5 shows a cross-sectional view of the structure of FIG. 4 of the press head.

[Procedural Amendment] Submission of translation of Article 34 Amendment

[Submission date] October 26, 2000 (2000.10.26)

[Procedure amendment 1]

[Document name to be amended] Statement

[Correction target item name] Claims

[Correction method] Change

[Contents of correction]

[Claims]

────────────────────────────────────────────────── And a suspension element (18) suspended over the reels (19, 20) and pulled by the counterweight (21).

Claims (10)

[Claims] 1. A high-speed press machine comprising a press head in which a longitudinal oscillation movement is carried out via a crank arm by an eccentric disk having an eccentric shaft, wherein the press head (12) comprises: A lower press block (13) that can be removed from a work area above the worktable (46); and a lower press block (13).
And an upper press block (14) slidably disposed with respect to the upper press block (14) and oscillating by a crank arm (9), and connecting the lower press block (13) to the upper press block (14).

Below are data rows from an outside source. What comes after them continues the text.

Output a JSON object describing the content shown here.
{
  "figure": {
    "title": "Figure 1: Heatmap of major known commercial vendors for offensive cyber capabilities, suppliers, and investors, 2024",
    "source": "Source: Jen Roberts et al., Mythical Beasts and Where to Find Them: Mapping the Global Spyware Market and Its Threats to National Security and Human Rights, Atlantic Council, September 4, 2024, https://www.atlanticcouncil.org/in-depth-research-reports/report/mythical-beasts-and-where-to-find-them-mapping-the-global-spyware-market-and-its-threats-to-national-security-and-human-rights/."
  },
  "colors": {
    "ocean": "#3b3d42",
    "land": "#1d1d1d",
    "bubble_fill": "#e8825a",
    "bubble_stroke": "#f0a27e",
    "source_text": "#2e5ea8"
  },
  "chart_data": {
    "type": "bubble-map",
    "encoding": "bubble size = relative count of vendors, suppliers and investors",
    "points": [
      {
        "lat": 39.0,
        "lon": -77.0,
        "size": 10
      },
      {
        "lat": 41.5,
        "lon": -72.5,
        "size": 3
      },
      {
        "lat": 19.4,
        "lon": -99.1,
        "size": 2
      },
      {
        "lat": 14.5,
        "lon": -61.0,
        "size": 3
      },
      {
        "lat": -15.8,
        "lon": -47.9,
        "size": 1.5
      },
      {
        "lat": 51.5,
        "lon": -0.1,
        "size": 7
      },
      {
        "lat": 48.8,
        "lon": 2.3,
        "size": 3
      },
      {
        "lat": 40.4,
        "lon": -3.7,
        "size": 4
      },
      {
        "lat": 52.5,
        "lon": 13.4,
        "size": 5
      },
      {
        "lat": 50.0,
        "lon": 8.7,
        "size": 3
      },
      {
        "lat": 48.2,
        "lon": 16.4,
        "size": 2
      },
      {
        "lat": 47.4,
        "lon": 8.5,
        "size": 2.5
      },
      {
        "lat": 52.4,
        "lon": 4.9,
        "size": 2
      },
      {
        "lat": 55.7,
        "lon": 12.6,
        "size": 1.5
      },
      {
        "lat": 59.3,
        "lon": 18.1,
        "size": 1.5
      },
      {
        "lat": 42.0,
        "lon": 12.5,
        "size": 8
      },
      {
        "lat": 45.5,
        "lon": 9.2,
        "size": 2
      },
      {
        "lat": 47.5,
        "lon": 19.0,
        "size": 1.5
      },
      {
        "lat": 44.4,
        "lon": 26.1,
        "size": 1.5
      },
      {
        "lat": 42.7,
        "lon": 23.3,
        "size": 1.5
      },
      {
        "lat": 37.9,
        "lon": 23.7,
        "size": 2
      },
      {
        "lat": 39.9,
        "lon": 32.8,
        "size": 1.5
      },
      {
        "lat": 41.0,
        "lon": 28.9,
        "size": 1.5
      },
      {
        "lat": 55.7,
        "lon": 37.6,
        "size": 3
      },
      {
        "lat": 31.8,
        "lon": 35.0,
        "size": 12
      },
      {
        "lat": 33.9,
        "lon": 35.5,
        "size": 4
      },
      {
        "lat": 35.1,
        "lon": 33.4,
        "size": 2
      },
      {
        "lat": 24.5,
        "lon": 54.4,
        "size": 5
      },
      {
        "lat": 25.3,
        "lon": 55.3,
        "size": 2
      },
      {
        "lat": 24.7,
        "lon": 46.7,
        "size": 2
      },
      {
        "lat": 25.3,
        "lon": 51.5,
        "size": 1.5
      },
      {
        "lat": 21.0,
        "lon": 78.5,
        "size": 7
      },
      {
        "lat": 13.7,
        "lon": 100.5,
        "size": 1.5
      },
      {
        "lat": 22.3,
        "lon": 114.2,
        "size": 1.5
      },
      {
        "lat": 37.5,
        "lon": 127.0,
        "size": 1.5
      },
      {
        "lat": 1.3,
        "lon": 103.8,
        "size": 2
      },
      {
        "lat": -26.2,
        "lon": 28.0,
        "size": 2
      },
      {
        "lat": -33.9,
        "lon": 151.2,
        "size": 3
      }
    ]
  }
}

A press machine provided with (15). 2. The method according to claim 1, wherein the lower press block (13) has a hanging point (17),
A stopper (2) that collides with the upper dead center position of the vibration motion of the upper press block (14)
6) and a suspension element (18) connected to a suspension point (17), which is suspended via reels (19, 20) and pulled by a counterweight (21). The press machine according to claim 1, wherein 3. A lifting point (23) where the lower press block (13) is lifted by the cylindrical spring (22) and a rear stopper (25) which collides with an upper dead center position of the vibration motion of the upper press block (14). The press machine according to claim 1, wherein the press machine has: 4. The press according to claim 1, further comprising an electromagnet (16) for moving the connecting element (15) via a bending lever (28). 5. The lower press block (13) has a cylindrical cavity (24),
The press machine according to claim 1, characterized in that the upper press block (14) is configured to be slidable in the cylindrical cavity (24). 6. A coupling element (15) comprising a Bowden cable (33) passing through a fastening plug (42) and having two ends (43) fastened to the fastening plug (42) by screws (31). Two reels (32) and a Bowden cable (3
3) surrounds a conical cavity (45) formed in the upper press block (14),
In addition, the embedded claw (34) passed over the Bowden cable (33) has a conical cavity (
45) and a cylindrical spring (33) passed over the Bowden cable (33).
The press machine according to claim 1, wherein the step (35) is provided in a space of the connecting pawl (34). 7. The press machine according to claim 1, wherein the cylindrical cavity (24) of the lower press block (13) is filled with a hydraulic medium (47). 8. The lower press block (13) has a lower seat (53), and a pot-shaped body (52) is fixed to the cylindrical seat (53) with a cylindrical screw (53);
2. An upper press block (14) sealed by a sealing ring (65) extends through a cylindrical cavity (24) of a pot-shaped body (52).
The press machine according to 1. 9. A locking ring-shaped surrounding space (48) around the pot-shaped body (52), the locking ring-shaped surrounding space (48) and the cylindrical cavity (24).
) Are connected via an outflow hole (49) and a cylindrical cavity (51). 10. An outlet valve (49) having a conical valve (55) adapted to close, said conical valve (55) being connected via a cylindrical stalk (56) and a bending lever (28). The press according to claim 9, wherein the press is connected to a movable electromagnet.